The World Health Organization estimates the African continent will have a shortage of more than 6 million health care workers by 2030. Globally, shortages of nurses and midwives—who account for nearly 50 percent of the global health workforce—lead to maternal deaths, vastly understaffed health facilities, and other preventable health crises.
To bridge those gaps, build strong systems, and provide lifesaving care, PIH focuses on the training, education, and professional development of its health workers.
From an international university and an accredited teaching hospital to side-by-side mentorship and training, PIH is committed to strengthening local workforces and developing the next generation of global health care professionals, across all 11 countries where PIH works—and beyond.
Nurses and Midwives
Supporting nurses and midwives with the training and development they need to serve their patients and communities is integral to PIH’s work.
In Haiti, where PIH is known as Zanmi Lasante, much of that training takes place at the internationally accredited University Hospital in Mirebalais. Through the hospital’s Nursing Center of Excellence, we support nurses throughout the Haitian health system to formalize nursing practices, build the capacity of the health care workforce, and meet the region’s urgent need for specialized care.
In Malawi, we partner with the University of California – San Francisco in a mentoring program called Global Action to Improve Nurse Midwifery & Care, or GAIN. The program supports clinicians who are often the sole providers of maternal and child health care in vulnerable populations.

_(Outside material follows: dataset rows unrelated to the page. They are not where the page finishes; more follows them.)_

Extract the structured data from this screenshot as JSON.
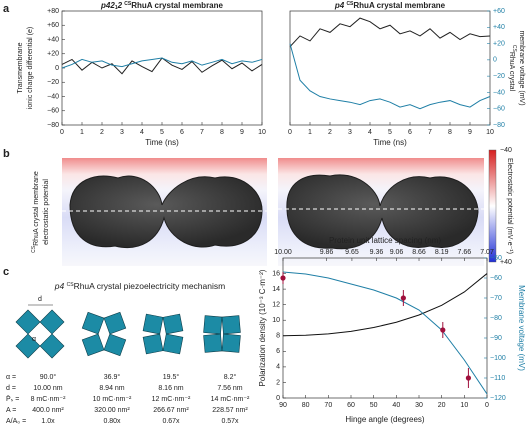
{
  "panel_labels": [
    "a",
    "b",
    "c"
  ],
  "chart_data": [
    {
      "type": "line",
      "title": {
        "italic": "p42",
        "sub": "1",
        "italic2": "2 ",
        "sup": "CS",
        "rest": "RhuA crystal membrane"
      },
      "xlabel": "Time (ns)",
      "ylabel": [
        "Transmembrane",
        "ionic charge differential (e)"
      ],
      "x": [
        0,
        0.5,
        1,
        1.5,
        2,
        2.5,
        3,
        3.5,
        4,
        4.5,
        5,
        5.5,
        6,
        6.5,
        7,
        7.5,
        8,
        8.5,
        9,
        9.5,
        10
      ],
      "xlim": [
        0,
        10
      ],
      "xticks": [
        0,
        1,
        2,
        3,
        4,
        5,
        6,
        7,
        8,
        9,
        10
      ],
      "ylim": [
        -80,
        80
      ],
      "yticks": [
        {
          "value": -80,
          "label": "−80"
        },
        {
          "value": -60,
          "label": "−60"
        },
        {
          "value": -40,
          "label": "−40"
        },
        {
          "value": -20,
          "label": "−20"
        },
        0,
        {
          "value": 20,
          "label": "+20"
        },
        {
          "value": 40,
          "label": "+40"
        },
        {
          "value": 60,
          "label": "+60"
        },
        {
          "value": 80,
          "label": "+80"
        }
      ],
      "series": [
        {
          "color": "#222222",
          "values": [
            5,
            12,
            -3,
            8,
            0,
            6,
            -8,
            10,
            2,
            -5,
            14,
            4,
            -2,
            9,
            -6,
            3,
            11,
            -1,
            7,
            -4,
            5
          ]
        },
        {
          "color": "#1f7fa6",
          "values": [
            0,
            5,
            12,
            8,
            10,
            4,
            2,
            6,
            10,
            12,
            14,
            8,
            6,
            10,
            4,
            8,
            12,
            6,
            10,
            8,
            12
          ]
        }
      ]
    },
    {
      "type": "line",
      "title": {
        "italic": "p4 ",
        "sup": "CS",
        "rest": "RhuA crystal membrane"
      },
      "xlabel": "Time (ns)",
      "y2label": {
        "sup": "CS",
        "line1": "RhuA crystal",
        "line2": "membrane voltage (mV)"
      },
      "x": [
        0,
        0.5,
        1,
        1.5,
        2,
        2.5,
        3,
        3.5,
        4,
        4.5,
        5,
        5.5,
        6,
        6.5,
        7,
        7.5,
        8,
        8.5,
        9,
        9.5,
        10
      ],
      "xlim": [
        0,
        10
      ],
      "xticks": [
        0,
        1,
        2,
        3,
        4,
        5,
        6,
        7,
        8,
        9,
        10
      ],
      "ylim": [
        -80,
        80
      ],
      "y2lim": [
        -80,
        60
      ],
      "y2ticks": [
        {
          "value": -80,
          "label": "−80"
        },
        {
          "value": -60,
          "label": "−60"
        },
        {
          "value": -40,
          "label": "−40"
        },
        {
          "value": -20,
          "label": "−20"
        },
        0,
        {
          "value": 20,
          "label": "+20"
        },
        {
          "value": 40,
          "label": "+40"
        },
        {
          "value": 60,
          "label": "+60"
        }
      ],
      "series": [
        {
          "color": "#222222",
          "values": [
            30,
            45,
            38,
            55,
            50,
            62,
            58,
            70,
            65,
            55,
            60,
            48,
            52,
            45,
            55,
            42,
            50,
            40,
            48,
            44,
            45
          ]
        },
        {
          "color": "#1f7fa6",
          "axis": "y2",
          "values": [
            20,
            -25,
            -38,
            -45,
            -48,
            -50,
            -52,
            -55,
            -50,
            -48,
            -52,
            -58,
            -55,
            -60,
            -55,
            -52,
            -50,
            -55,
            -58,
            -50,
            -45
          ]
        }
      ]
    },
    {
      "type": "line",
      "xlabel": "Hinge angle (degrees)",
      "x2label": "Protein unit lattice spacing (nm)",
      "ylabel": "Polarization density (10⁻³ C·m⁻²)",
      "y2label": "Membrane voltage (mV)",
      "x": [
        90,
        80,
        70,
        60,
        50,
        40,
        30,
        20,
        10,
        0
      ],
      "xlim": [
        90,
        0
      ],
      "xticks": [
        90,
        80,
        70,
        60,
        50,
        40,
        30,
        20,
        10,
        0
      ],
      "x2ticks": [
        {
          "value": 10,
          "label": "10.00"
        },
        9.86,
        9.65,
        9.36,
        9.06,
        8.66,
        8.19,
        7.66,
        7.07
      ],
      "ylim": [
        0,
        18
      ],
      "yticks": [
        0,
        2,
        4,
        6,
        8,
        10,
        12,
        14,
        16
      ],
      "y2lim": [
        -120,
        -50
      ],
      "y2ticks": [
        {
          "value": -50,
          "label": "−50"
        },
        {
          "value": -60,
          "label": "−60"
        },
        {
          "value": -70,
          "label": "−70"
        },
        {
          "value": -80,
          "label": "−80"
        },
        {
          "value": -90,
          "label": "−90"
        },
        {
          "value": -100,
          "label": "−100"
        },
        {
          "value": -110,
          "label": "−110"
        },
        {
          "value": -120,
          "label": "−120"
        }
      ],
      "series": [
        {
          "color": "#111111",
          "values": [
            8,
            8.06,
            8.25,
            8.57,
            9.06,
            9.74,
            10.67,
            11.92,
            13.63,
            16
          ]
        },
        {
          "color": "#1f7fa6",
          "axis": "y2",
          "values": [
            -57,
            -58,
            -60,
            -63,
            -66,
            -70,
            -76,
            -86,
            -101,
            -118
          ]
        }
      ],
      "points": {
        "color": "#a0103c",
        "axis": "y2",
        "x": [
          90,
          36.9,
          19.5,
          8.2
        ],
        "values": [
          -60,
          -70,
          -86,
          -110
        ],
        "errors": [
          3,
          4,
          4,
          5
        ]
      }
    }
  ],
  "panel_b": {
    "ylabel": {
      "sup": "CS",
      "line1": "RhuA crystal membrane",
      "line2": "electrostatic potential"
    },
    "colorbar_label": "Electrostatic potential (mV·e⁻¹)",
    "colorbar_top": "−40",
    "colorbar_bottom": "+40"
  },
  "panel_c": {
    "title": {
      "italic": "p4 ",
      "sup": "CS",
      "rest": "RhuA crystal piezoelectricity mechanism"
    },
    "d_label": "d",
    "alpha_label": "α",
    "row_labels": [
      "α =",
      "d =",
      "P̄ₛ =",
      "A =",
      "A/A₀ ="
    ],
    "columns": [
      [
        "90.0°",
        "10.00 nm",
        "8 mC·nm⁻²",
        "400.0 nm²",
        "1.0x"
      ],
      [
        "36.9°",
        "8.94 nm",
        "10 mC·nm⁻²",
        "320.00 nm²",
        "0.80x"
      ],
      [
        "19.5°",
        "8.16 nm",
        "12 mC·nm⁻²",
        "266.67 nm²",
        "0.67x"
      ],
      [
        "8.2°",
        "7.56 nm",
        "14 mC·nm⁻²",
        "228.57 nm²",
        "0.57x"
      ]
    ]
  }
}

Additionally, our yearlong, PIH-wide fellowship program—the Global Nurse Executive Fellowship—has supported rising stars among PIH nurses since 2017. It seeks to fill a void of support for nurses in senior or executive leadership roles, who often are placed in their positions without being given the skills or support needed to be successful.
The program includes online instruction and webinars, monthly conference calls, and mentorship from veteran nursing leaders, while also requiring each fellow to complete an individual leadership project within the country where they work.
In collaboration with Haiti’s Ministry of Health in 2013, PIH opened University Hospital in Mirebalais, a 300-bed teaching hospital home to multiple residency programs, including: internal and family medicine, pediatrics, surgery, obstetrics and gynecology, neurology, nurse anesthetists, and emergency medicine.
University Hospital achieved a major milestone in January 2020, when ACGME-I, the international arm of the U.S.-based Accreditation Council for Graduate Medical Education, notified PIH of the hospital’s global accreditation as a teaching institution, after a multi-year process. The hospital team is next working toward programmatic accreditation, which will more specifically assess the hospital’s medical education curriculum, faculty, and programs.
Within this world-class teaching hospital, Zanmi Lasante has graduated more than 120 residents, the vast majority of whom have remained to work in Haiti, often at facilities supported by Zanmi Lasante.
University of Global Health Equity
Another growing hub of PIH’s training and education programs is the University of Global Health Equity (UGHE), a PIH initiative that was launched in 2015 in collaboration with Rwanda’s government and with catalytic funding from the Bill & Melinda Gates Foundation and the Cummings Foundation.
UGHE is dedicated to improving health care services and delivery for underserved populations around the world through curriculum and training that pairs a focus on human rights and social justice with rigorous, community-based medical education.
The university offers a one-year master’s in global health delivery degree and, in 2019, welcomed the first class in its six-and-a-half-year medical program, which combines the master’s degree with bachelor’s degrees in medicine and surgery, educating and training students who will be prepared to immediately work in clinical settings upon graduation.
UGHE also offers customized executive education certificate programs, designed to help health care professionals develop critical skills central to strengthening health care delivery systems.
PIH-supported Butaro District Hospital is just two miles away from UGHE’s campus and will serve as one of multiple teaching hospitals for university students. The hospital and its cancer center are supported by Inshuti Mu Buzima, as PIH is known in Rwanda.
UGHE’s impacts already have extended far beyond Rwanda. With students and alumni from more than 12 countries, the university is living up to its global name and vision.